На Пирсиг-авеню она перешла на шаг. О ее визитах к психиатру во всем Нью-Проспекте знал один-единственный человек: секретарша преуспевающей стоматологической клиники Косты Серафимидеса, расположенной в приземистом кирпичном здании у вокзала. Жена доктора Серафимидеса, психиатр София, принимала пациентов в кабинетике без таблички на двери, а слева и справа от него, в точно таких же кабинетах, убирали зубной налет и ставили пломбы. Заметь кто Мэрион в приемной, решил бы, что она пришла сюда именно за этим. Оказавшись в кабинете Софии, Мэрион слышала скрип резиновых подошв по полу, визг шнуров, двигающихся по шкивам, чувствовала приятный запах дезинфицирующего средства, характерный для стоматологических клиник. В кабинете Софии стояли два кожаных кресла, шкафы со справочными изданиями, низкий комод с глубокими ящиками, полными лекарств, на стенах висели дипломы в рамках (София Серафимидес, доктор медицины). Ни дать ни взять, модернизированная исповедальня, не слишком-то уединенное место, чтобы выскребать в нем содержимое чужой головы, и плату здесь взимали не будущими “Аве Мария”, а наличными на месте.
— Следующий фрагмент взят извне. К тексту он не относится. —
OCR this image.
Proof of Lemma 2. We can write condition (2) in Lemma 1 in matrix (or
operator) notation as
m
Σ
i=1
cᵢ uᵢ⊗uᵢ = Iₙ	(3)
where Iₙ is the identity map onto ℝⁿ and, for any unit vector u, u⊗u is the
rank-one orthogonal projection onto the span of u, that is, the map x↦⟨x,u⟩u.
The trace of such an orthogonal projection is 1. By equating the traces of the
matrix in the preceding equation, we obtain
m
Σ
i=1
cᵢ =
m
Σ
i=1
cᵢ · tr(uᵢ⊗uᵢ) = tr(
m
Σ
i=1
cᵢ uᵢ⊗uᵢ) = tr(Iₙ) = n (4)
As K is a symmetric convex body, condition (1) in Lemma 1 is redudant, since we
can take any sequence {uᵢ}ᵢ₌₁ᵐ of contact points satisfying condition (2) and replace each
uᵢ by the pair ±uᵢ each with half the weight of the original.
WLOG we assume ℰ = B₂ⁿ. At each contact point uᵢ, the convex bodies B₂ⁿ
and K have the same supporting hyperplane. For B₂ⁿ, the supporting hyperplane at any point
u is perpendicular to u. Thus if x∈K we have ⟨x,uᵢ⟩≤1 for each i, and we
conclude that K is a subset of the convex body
В двадцать с небольшим Мэрион была ревностной католичкой. Тогда она верила, что Христос спас ей жизнь (или как минимум рассудок), но потом, познакомившись с Рассом и превратившись в умеренную протестантку, сочла свой юношеский католицизм разновидностью помешательства, менее вредной, чем та, что в двадцать лет довела ее до лечебницы, но все же нездоровой. Как будто во время стадии католичества она обитала в подвале, из которого самый солнечный день казался мрачным. Она была одержима идеей греха и искупления, склонна изумляться значительности незначительных вещей – листика, что упал с дерева прямо к ее ногам, песни, которую в один и тот же день услышала в двух разных местах, – и параноидальным ощущением, будто бы Бог следит за каждым ее шагом. Когда она влюбилась в Расса и в браке с ним получила удивительно конкретные дары Божьи, рожая одного за другим здоровых детей (хотя достаточно было бы и одного – настолько каждый из них оказался прекрасен), она закрыла мысленную дверь в те годы, когда солнце померкло и единственным ее другом, если, конечно, можно назвать другом предвечную Сущность, был Господь. И о той беспрестанно молившейся девице, какой Мэрион была в двадцать два, она вспоминала разве что радуясь, что уже не такая.